Maar om veel van de doelen te halen moet er echt nog veel werk worden verzet. Want als wij een duurzame toekomst willen, dan moeten we niet 49% maar minimaal 55% CO2 reduceren in 2030. Als alle bussen in 2030 zero-emissie moeten zijn dan moeten er nog flink wat nieuwe bussen gekocht worden. Nu, aan het einde van 2022, zijn namelijk nog maar zo’n 12% van alle bussen zero-emissie. En als wij willen dat mobiliteit bijdraagt aan de gezondheid van onze inwoners, dan moeten we daar voor 2025, 2030 en 2040 ook doelstellingen voor opnemen. Deze doelstellingen ontbraken helaas nog.
Bij de startnotitie hadden we al aandacht gevraagd voor de meest elementaire vorm van bewegen: lopen. We kregen de toezegging dat dit uitgewerkt zou worden, maar dit was wel heel magertjes gedaan. We dienden daarom het voorstel van GrienLinks mee in om te zorgen voor meer aandacht voor lopen. En het voorstel van de VVD om hubs te maken voor fietsers ook. Beide voorstellen haalden het!

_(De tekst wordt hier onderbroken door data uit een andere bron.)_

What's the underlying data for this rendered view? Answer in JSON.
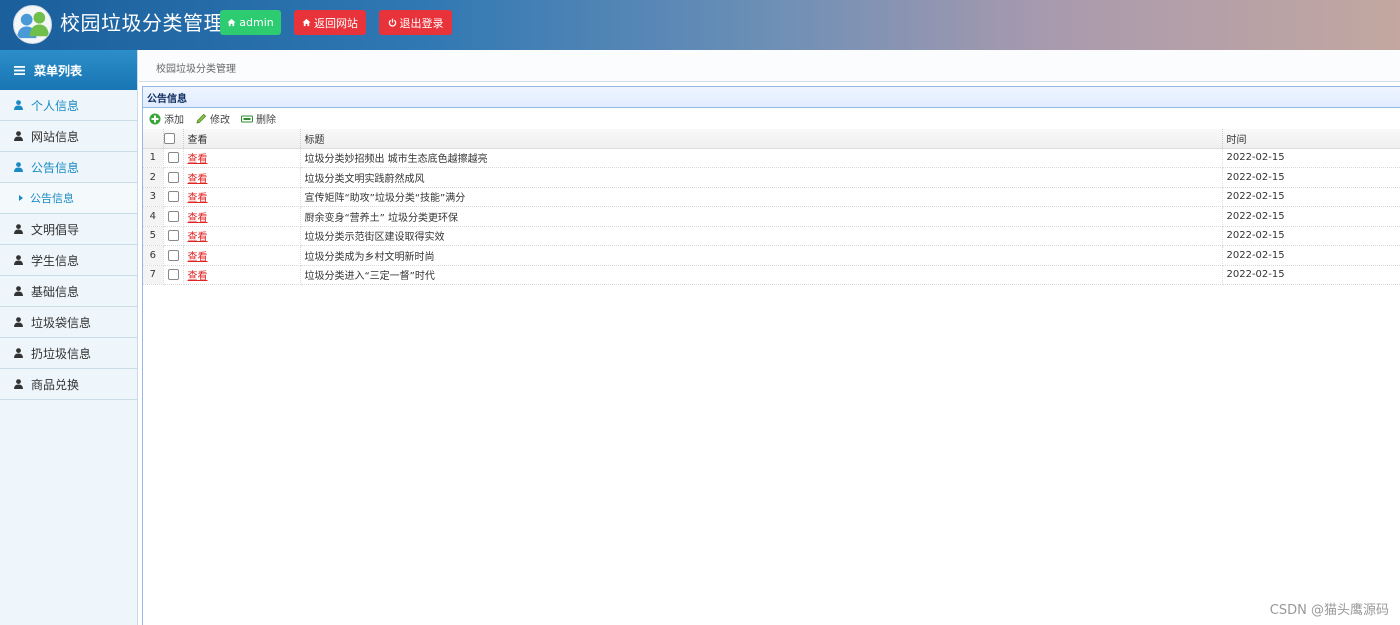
{
  "header": {
    "title": "校园垃圾分类管理",
    "admin_label": "admin",
    "back_label": "返回网站",
    "logout_label": "退出登录"
  },
  "sidebar": {
    "heading": "菜单列表",
    "items": [
      {
        "label": "个人信息",
        "active": true
      },
      {
        "label": "网站信息",
        "active": false
      },
      {
        "label": "公告信息",
        "active": true
      },
      {
        "label": "文明倡导",
        "active": false
      },
      {
        "label": "学生信息",
        "active": false
      },
      {
        "label": "基础信息",
        "active": false
      },
      {
        "label": "垃圾袋信息",
        "active": false
      },
      {
        "label": "扔垃圾信息",
        "active": false
      },
      {
        "label": "商品兑换",
        "active": false
      }
    ],
    "sub_item": "公告信息"
  },
  "breadcrumb": "校园垃圾分类管理",
  "panel": {
    "title": "公告信息",
    "toolbar": {
      "add": "添加",
      "edit": "修改",
      "delete": "删除"
    },
    "columns": {
      "view": "查看",
      "title": "标题",
      "time": "时间"
    },
    "rows": [
      {
        "num": "1",
        "view": "查看",
        "title": "垃圾分类妙招频出 城市生态底色越擦越亮",
        "time": "2022-02-15"
      },
      {
        "num": "2",
        "view": "查看",
        "title": "垃圾分类文明实践蔚然成风",
        "time": "2022-02-15"
      },
      {
        "num": "3",
        "view": "查看",
        "title": "宣传矩阵“助攻”垃圾分类“技能”满分",
        "time": "2022-02-15"
      },
      {
        "num": "4",
        "view": "查看",
        "title": "厨余变身“营养土” 垃圾分类更环保",
        "time": "2022-02-15"
      },
      {
        "num": "5",
        "view": "查看",
        "title": "垃圾分类示范街区建设取得实效",
        "time": "2022-02-15"
      },
      {
        "num": "6",
        "view": "查看",
        "title": "垃圾分类成为乡村文明新时尚",
        "time": "2022-02-15"
      },
      {
        "num": "7",
        "view": "查看",
        "title": "垃圾分类进入“三定一督”时代",
        "time": "2022-02-15"
      }
    ]
  },
  "watermark": "CSDN @猫头鹰源码",
  "colors": {
    "accent": "#1a8ac4",
    "green": "#2ecc71",
    "red": "#e8333a",
    "link": "#e02424"
  }
}
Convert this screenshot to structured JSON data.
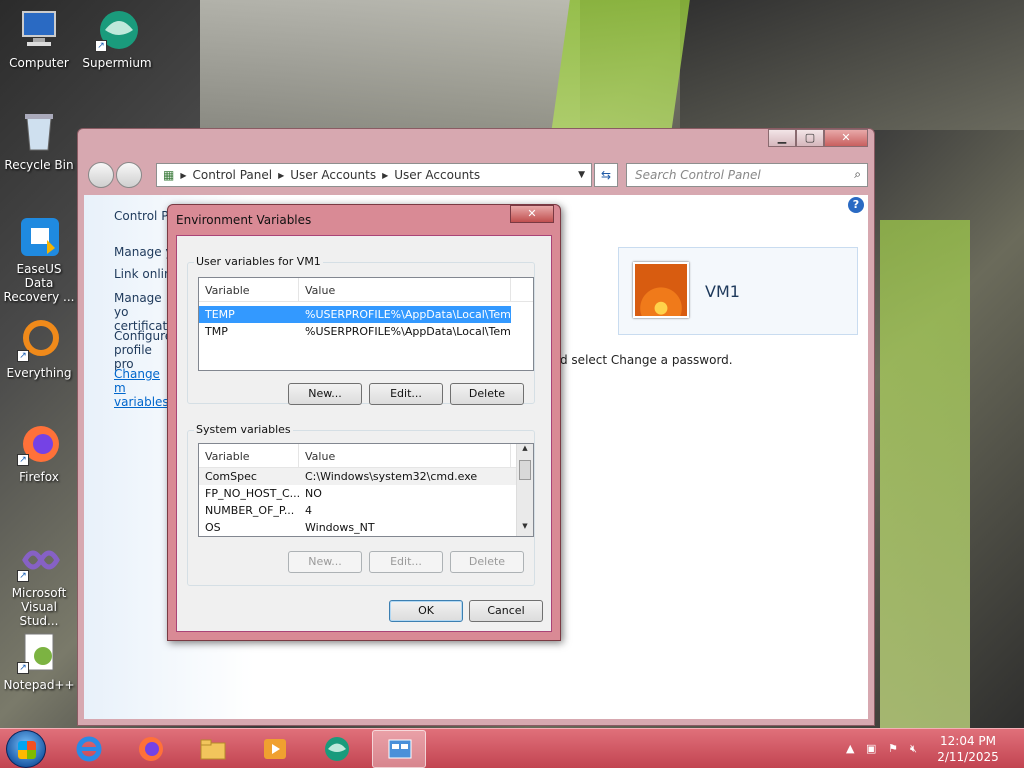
{
  "desktop": {
    "icons": [
      {
        "label": "Computer"
      },
      {
        "label": "Supermium"
      },
      {
        "label": "Recycle Bin"
      },
      {
        "label": "EaseUS Data Recovery ..."
      },
      {
        "label": "Everything"
      },
      {
        "label": "Firefox"
      },
      {
        "label": "Microsoft Visual Stud..."
      },
      {
        "label": "Notepad++"
      }
    ]
  },
  "window": {
    "breadcrumb": [
      "Control Panel",
      "User Accounts",
      "User Accounts"
    ],
    "search_placeholder": "Search Control Panel",
    "left_pane": {
      "items": [
        "Control Pa",
        "Manage yo",
        "Link onlin",
        "Manage yo certificate",
        "Configure profile pro"
      ],
      "link": "Change m variables"
    },
    "user": {
      "name": "VM1"
    },
    "body_text": "d select Change a password."
  },
  "dialog": {
    "title": "Environment Variables",
    "user_group_label": "User variables for VM1",
    "columns": [
      "Variable",
      "Value"
    ],
    "user_vars": [
      {
        "name": "TEMP",
        "value": "%USERPROFILE%\\AppData\\Local\\Temp"
      },
      {
        "name": "TMP",
        "value": "%USERPROFILE%\\AppData\\Local\\Temp"
      }
    ],
    "user_buttons": {
      "new": "New...",
      "edit": "Edit...",
      "delete": "Delete"
    },
    "system_group_label": "System variables",
    "system_vars": [
      {
        "name": "ComSpec",
        "value": "C:\\Windows\\system32\\cmd.exe"
      },
      {
        "name": "FP_NO_HOST_C...",
        "value": "NO"
      },
      {
        "name": "NUMBER_OF_P...",
        "value": "4"
      },
      {
        "name": "OS",
        "value": "Windows_NT"
      }
    ],
    "system_buttons": {
      "new": "New...",
      "edit": "Edit...",
      "delete": "Delete"
    },
    "ok": "OK",
    "cancel": "Cancel"
  },
  "taskbar": {
    "time": "12:04 PM",
    "date": "2/11/2025"
  },
  "colors": {
    "accent": "#c24451",
    "selection": "#3399ff"
  }
}
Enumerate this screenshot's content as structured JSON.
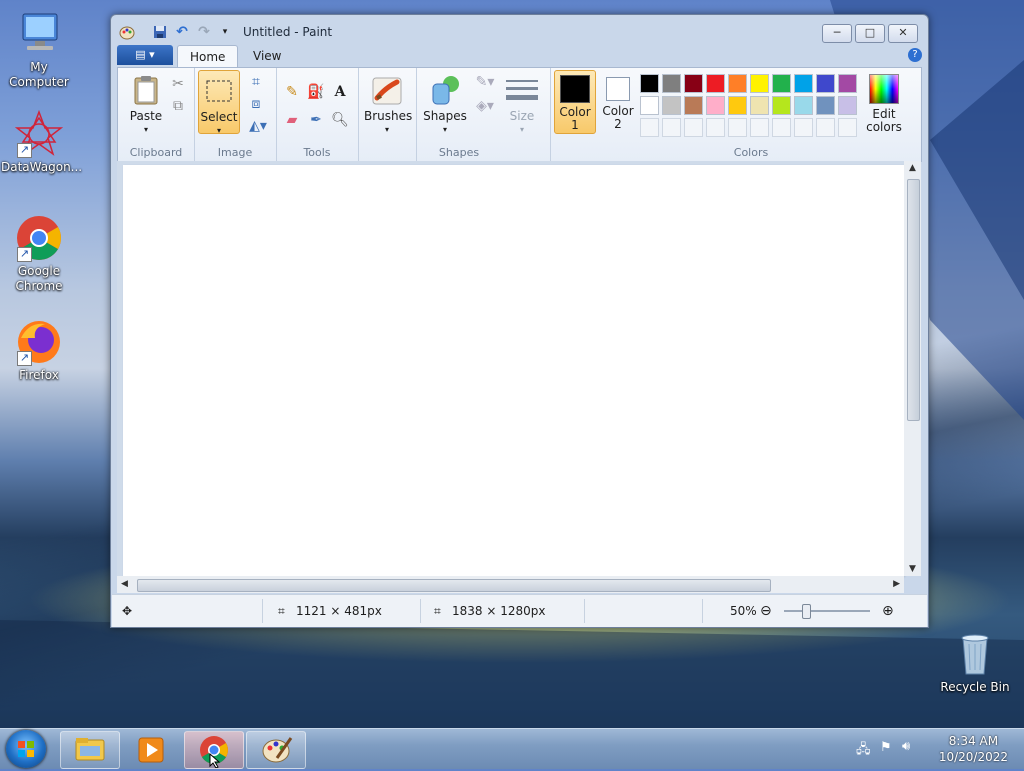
{
  "desktop": {
    "icons": [
      {
        "label": "My Computer"
      },
      {
        "label": "DataWagon..."
      },
      {
        "label": "Google Chrome"
      },
      {
        "label": "Firefox"
      },
      {
        "label": "Recycle Bin"
      }
    ]
  },
  "window": {
    "title": "Untitled - Paint",
    "minimize": "─",
    "maximize": "□",
    "close": "✕"
  },
  "ribbon": {
    "tabs": {
      "home": "Home",
      "view": "View"
    },
    "groups": {
      "clipboard": "Clipboard",
      "image": "Image",
      "tools": "Tools",
      "shapes": "Shapes",
      "colors": "Colors"
    },
    "buttons": {
      "paste": "Paste",
      "select": "Select",
      "brushes": "Brushes",
      "shapes": "Shapes",
      "size": "Size",
      "color1_line1": "Color",
      "color1_line2": "1",
      "color2_line1": "Color",
      "color2_line2": "2",
      "edit_colors_line1": "Edit",
      "edit_colors_line2": "colors"
    },
    "palette_row1": [
      "#000000",
      "#7f7f7f",
      "#880015",
      "#ed1c24",
      "#ff7f27",
      "#fff200",
      "#22b14c",
      "#00a2e8",
      "#3f48cc",
      "#a349a4"
    ],
    "palette_row2": [
      "#ffffff",
      "#c3c3c3",
      "#b97a57",
      "#ffaec9",
      "#ffc90e",
      "#efe4b0",
      "#b5e61d",
      "#99d9ea",
      "#7092be",
      "#c8bfe7"
    ],
    "color1": "#000000",
    "color2": "#ffffff"
  },
  "status": {
    "selection_size": "1121 × 481px",
    "image_size": "1838 × 1280px",
    "zoom": "50%"
  },
  "taskbar": {
    "clock_time": "8:34 AM",
    "clock_date": "10/20/2022"
  }
}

Mobiliteit moet veilig zijn. Dat geldt niet alleen voor als we lopen, fietsen of auto rijden. Het geldt ook voor als we varen op het water. Gek genoeg was hier nauwelijks aandacht voor. Dit vonden wij zorgelijk, omdat het juist sinds corona drukker is op de Friese wateren. De kans op ongelukken neemt hiermee toe. “Elts kin sa in boat oant 15 meter hiere en it wetter op gean sûnder kennis fan rigels. Jo moatte der net oan tinke dat elts sa de autodyk op gean soe,” zei Statenlid Bea Bijlsma.
We dienden daarom een voorstel in om de watersportregels toe te voegen aan de Friese watersportapp. Op deze app staat al veel informatie, bijvoorbeeld waar je mag snel varen, waar drukke knooppunten zijn of als er vrachtschepen in de buurt zijn. Door ook de watersportregels hieraan toe voegen kunnen we de Friese wateren veiliger maken. Het voorstel haalde het. Het college gaat dit idee nu bespreken met de watersportondernemers. In het eerste kwartaal van 2023 komt dit weer aan de orde.
Tot slot vroegen we aandacht voor de treinreizigers van Deinum en Dronryp en de bewoners naast station Harlingen Haven. Sinds december 2020 hebben reizigers op het traject Leeuwarden – Harlingen Haven twee keer een goede aansluiting op treinen vanaf Leeuwarden. Maar dat kan alleen door een trein twee keer per uur 25 in plaats van 4 minuten te parkeren op Harlingen Haven. Vaak staat de motor dan ook nog aan. De mensen die naast het station wonen, wonen nu haast de hele dag naast ronkende treinen.
Tot 10 april geldt een afgeschaalde dienstregeling met minder treinen. Treinen staan nu minder lang stil op Harlingen Haven. De bewoners naast het station zijn daar erg blij mee. De reizigers van Dronryp en Deinum zijn dat niet omdat de trein minder vaak bij hen stopt. Wij begrijpen dat Arriva met personeelstekorten zit en nu niet anders kan. Wij hopen dat per 10 april de volledige dienstregeling weer rijdt. Maar dan ontstaan wel weer de problemen bij de bewoners naast Harlingen Haven.
We hadden daarom een aantal vragen aan de gedeputeerde. Bijvoorbeeld over het in gesprek gaan met de bewoners of het terugdringen van de overlast. Helaas zijn deze nog niet voldoende beantwoord. We komen daarom na het reces hierop terug.